Impact of Feedstock Attributes on the Performance of Processing in Cellulosic Ethanol Applications

Feedstock supply system predominately utilized in the production of cellulosic biofuels, is typically designed around a single biomass type available within a small supply radius. While the limited supply area reduces transportation cost, there is little opportunity to buffer against the wide variability of physical and chemical properties encountered during processing and conversion. Feedstock variability is a major contributor to delays and disruptions in the preprocessing and conversion systems. Classical approaches to eliminating delays and disruptions utilize a sequential approach, which leads to solutio0ns that do not consider interactions across the system. To examine the impact of feedstock variability on processing and conversion performance, Discrete Event Simulation (DES) models were developed for preprocessing operations of a herbaceous feedstock supply system, including feedstock property-based equipment performance, equipment failure modes (biomass properties causing equipment failures), and the expected time to repair or correct these failures. Initial models were developed to represent a commercial scale biorefinery (focusing on preprocessing and infeed to conversion reactor), with failure and repair information based on industrial operational experience. Initial runs of the models resulted in a capacity utilization of 29.1% of design.

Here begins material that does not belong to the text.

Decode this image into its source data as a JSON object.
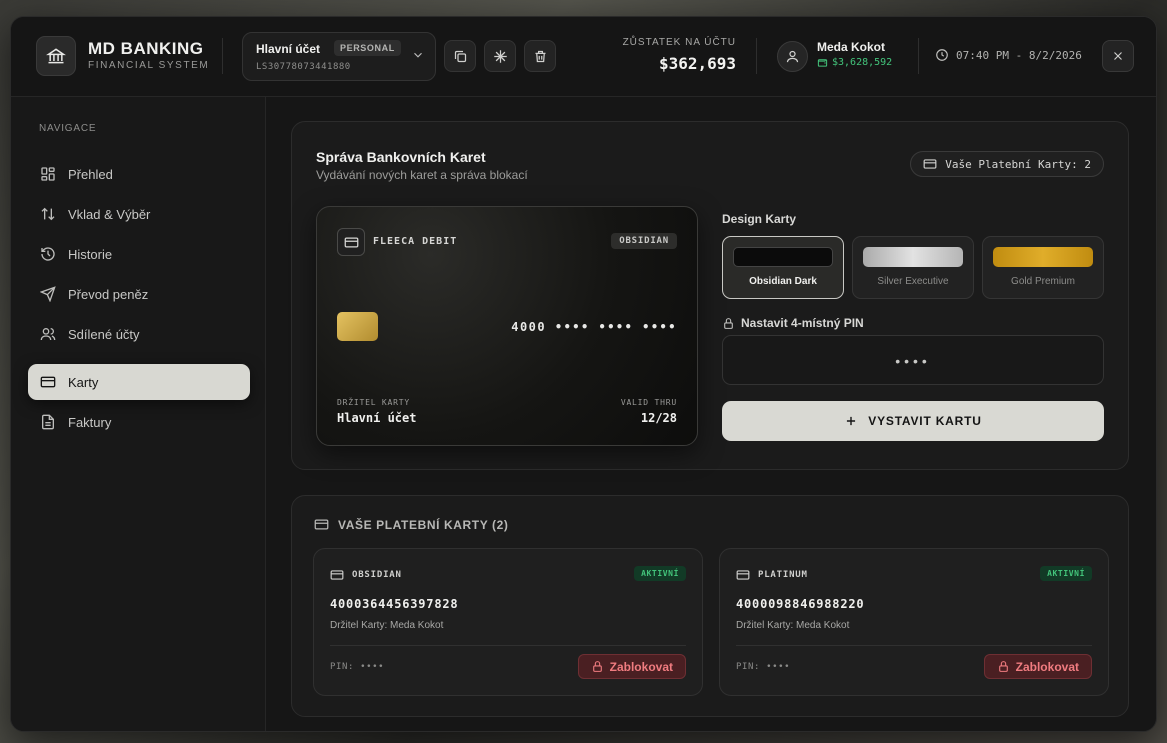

Following this, conversion performance data were also included to integrate aspects of both chemical and physical performance into the model. The performance of the physical system was based on pilot-scale data, which produced similar results as the initial simulations and had a capacity utilization factor of 28.9%. Measured conversion yield, based on the feedstock variation, resulted in an average yield of 88.1% of design. This methodology provides a way to dynamically examine biorefinery operational performance in relation to feedstock variability. A new metric, termed “Operational Reliability,” is defined to capture operational and yield impacts and provide an overall picture of how well the system operates; for the system modeled, modeled operational reliability was 25.5%.